Non-EU air carriers and/or countries could be investigated by the European Commission (EC) under a new EU Regulation aimed at safeguarding competition in air transport1 (the Regulation). The EC will be able to investigate where it suspects that non-EU air carriers or countries have engaged in practices which stand to injure EU air carriers.
Focus of the Regulation
In effect, the Regulation seeks to provide a mechanism for the EC to extend the EU anti-subsidy (State aid) rules, which prevent EU air carriers from benefiting from market-distorting state support, to non-EU air carriers and countries. While an existing regulation2, in force since 2004, currently seeks to protect EU air carriers against subsidisation and unfair pricing practices from non-EU air carriers, it has proved to be ineffective, with no official complaints ever made or investigations undertaken.
The new Regulation also applies to discrimination against an EU air carrier providing air services into non-EU countries (for example, the terms of access to ground handling services or the allocation of slots). However, the Regulation acknowledges the EC can only carry out investigations in the territory of a relevant third country with consent, so it may be difficult in practice for the EC to investigate such support or behaviour.
As mentioned, the Regulation's central focus is on injury to EU air carriers from discrimination or subsidies to non-EU air carriers, rather than on the effects on competition across a market; although the EC is also required to have regard to the "Union interest", which includes the protection of consumer interests and maintaining a high level of connectivity for passengers and for the EU. While this aspect will require economic analysis by the EC, it is less certain that the assessment of injury to an EU air carrier will involve a rigorous economic analysis.
Timetable for investigation
An investigation can be opened on the basis of a complaint from a member state, EU air carrier or association of air carriers, or on the EC's own initiative. To open an investigation, complainants have to demonstrate prima facie evidence of: (i) a practice distorting competition; (ii) injury or threat of injury; and (iii) a causal link between the two. If the EC does not consider that this threshold is met, the complainant has 45 days to provide additional evidence. The Commission has 12 months to complete its investigation of a complaint, although this can be extended. If the Commission then decides to issue proceedings, the entire proceedings have to be concluded within 20 months, which again can be prolonged in "duly justified cases".
If the EC determines that there is a practice that distorts competition which causes injury to the EU air carriers concerned, it can seek remedies. These include: (i) financial duties; or (ii) any operational measure of equivalent or lesser value. While it cannot consist of the suspension or limitation of traffic rights, the concept of "other operational measures" is broad, including, for example, the suspension of concessions. Any remedies cannot enter into force until a threat of injury has developed into actual injury.

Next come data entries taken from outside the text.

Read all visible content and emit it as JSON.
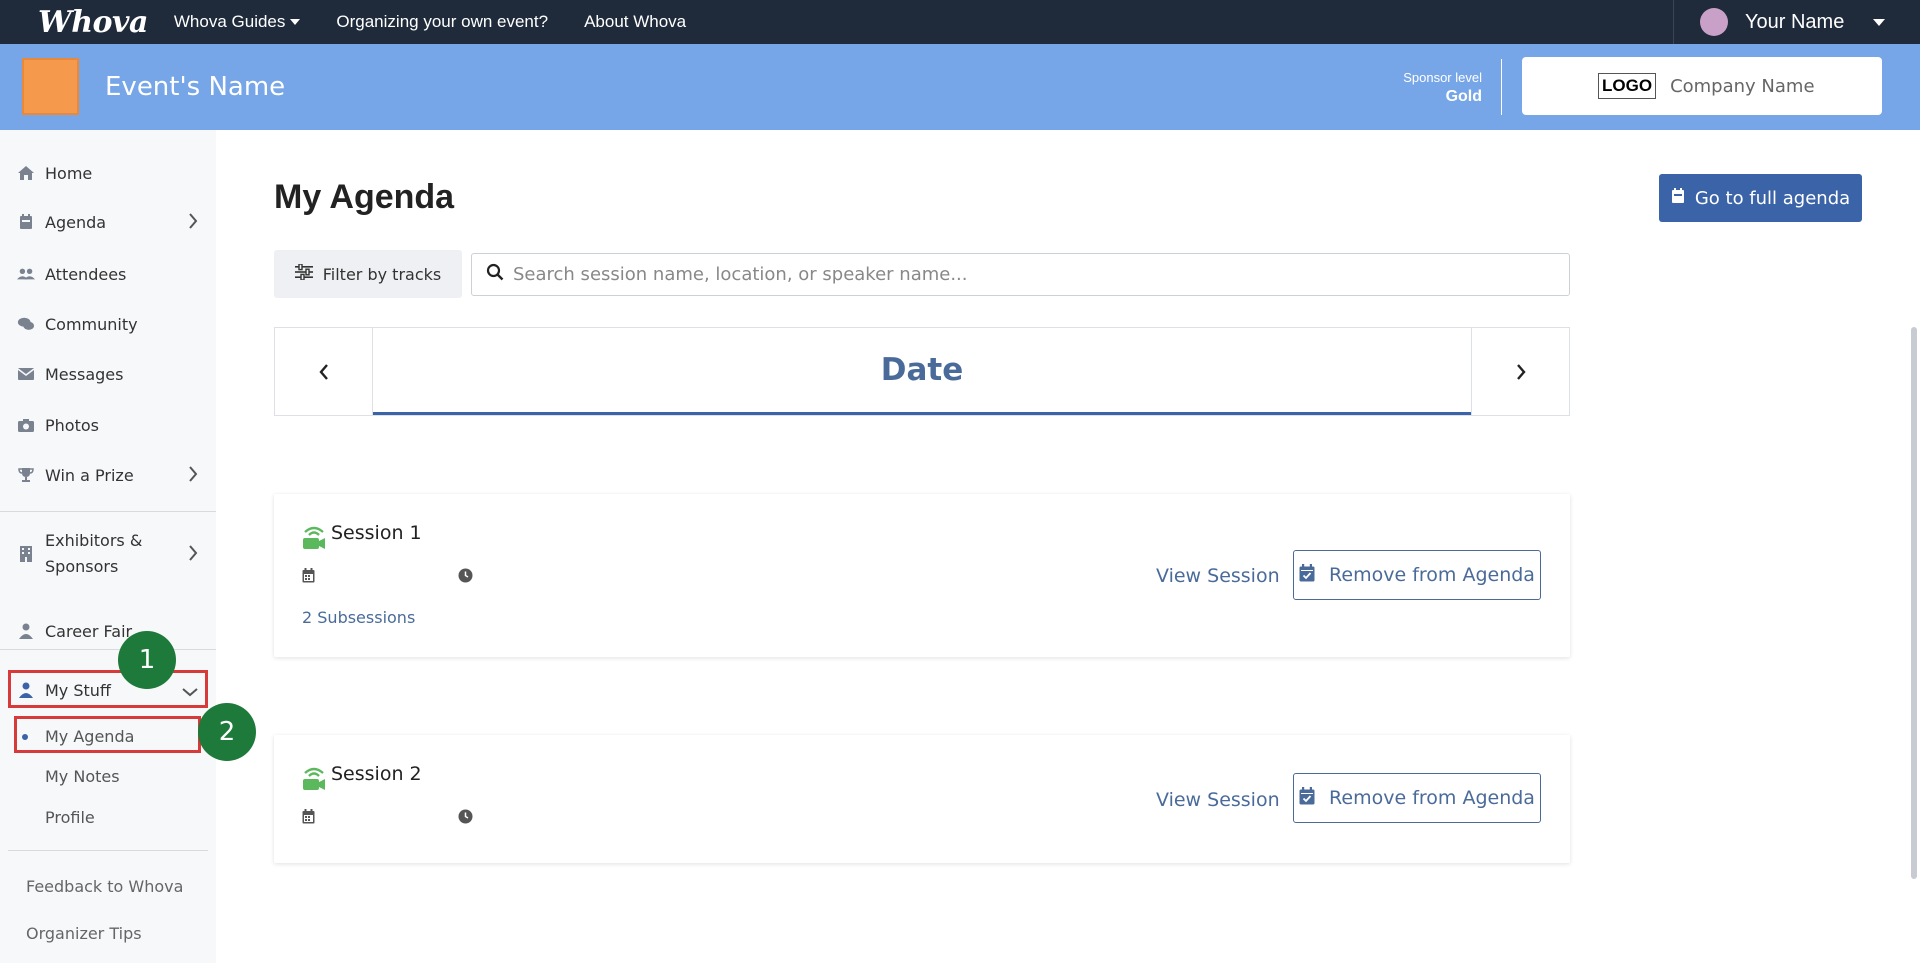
{
  "topnav": {
    "brand": "Whova",
    "links": [
      "Whova Guides",
      "Organizing your own event?",
      "About Whova"
    ],
    "user_name": "Your Name"
  },
  "event": {
    "name": "Event's Name",
    "sponsor_level_label": "Sponsor level",
    "sponsor_tier": "Gold",
    "logo_text": "LOGO",
    "company_name": "Company Name"
  },
  "sidebar": {
    "items": [
      {
        "label": "Home",
        "icon": "home-icon"
      },
      {
        "label": "Agenda",
        "icon": "calendar-icon"
      },
      {
        "label": "Attendees",
        "icon": "users-icon"
      },
      {
        "label": "Community",
        "icon": "chat-icon"
      },
      {
        "label": "Messages",
        "icon": "envelope-icon"
      },
      {
        "label": "Photos",
        "icon": "camera-icon"
      },
      {
        "label": "Win a Prize",
        "icon": "trophy-icon"
      },
      {
        "label": "Exhibitors &",
        "label2": "Sponsors",
        "icon": "building-icon"
      },
      {
        "label": "Career Fair",
        "icon": "person-tie-icon"
      },
      {
        "label": "My Stuff",
        "icon": "person-icon"
      }
    ],
    "my_stuff_sub": [
      "My Agenda",
      "My Notes",
      "Profile"
    ],
    "footer": [
      "Feedback to Whova",
      "Organizer Tips"
    ]
  },
  "annotations": [
    "1",
    "2"
  ],
  "main": {
    "title": "My Agenda",
    "full_agenda_button": "Go to full agenda",
    "filter_button": "Filter by tracks",
    "search_placeholder": "Search session name, location, or speaker name...",
    "date_label": "Date"
  },
  "sessions": [
    {
      "title": "Session 1",
      "subsessions": "2 Subsessions",
      "view": "View Session",
      "remove": "Remove from Agenda"
    },
    {
      "title": "Session 2",
      "view": "View Session",
      "remove": "Remove from Agenda"
    }
  ],
  "colors": {
    "topnav_bg": "#1f2a3a",
    "event_bar": "#76a6e8",
    "accent": "#3a63a8",
    "annotation_red": "#d63a3a",
    "annotation_green": "#1d7a3a"
  }
}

With the Regulation coming into force in May 2019, it will be interesting to see how the EC administers the Regulation in practice, not least how it investigates non-EU air carriers and countries. It also remains to be seen how rigorous the assessment of "injury" will be and to what extent an economic analysis of Union interest will feature in cases. Any proceedings opened under the new Regulation will be watched with interest.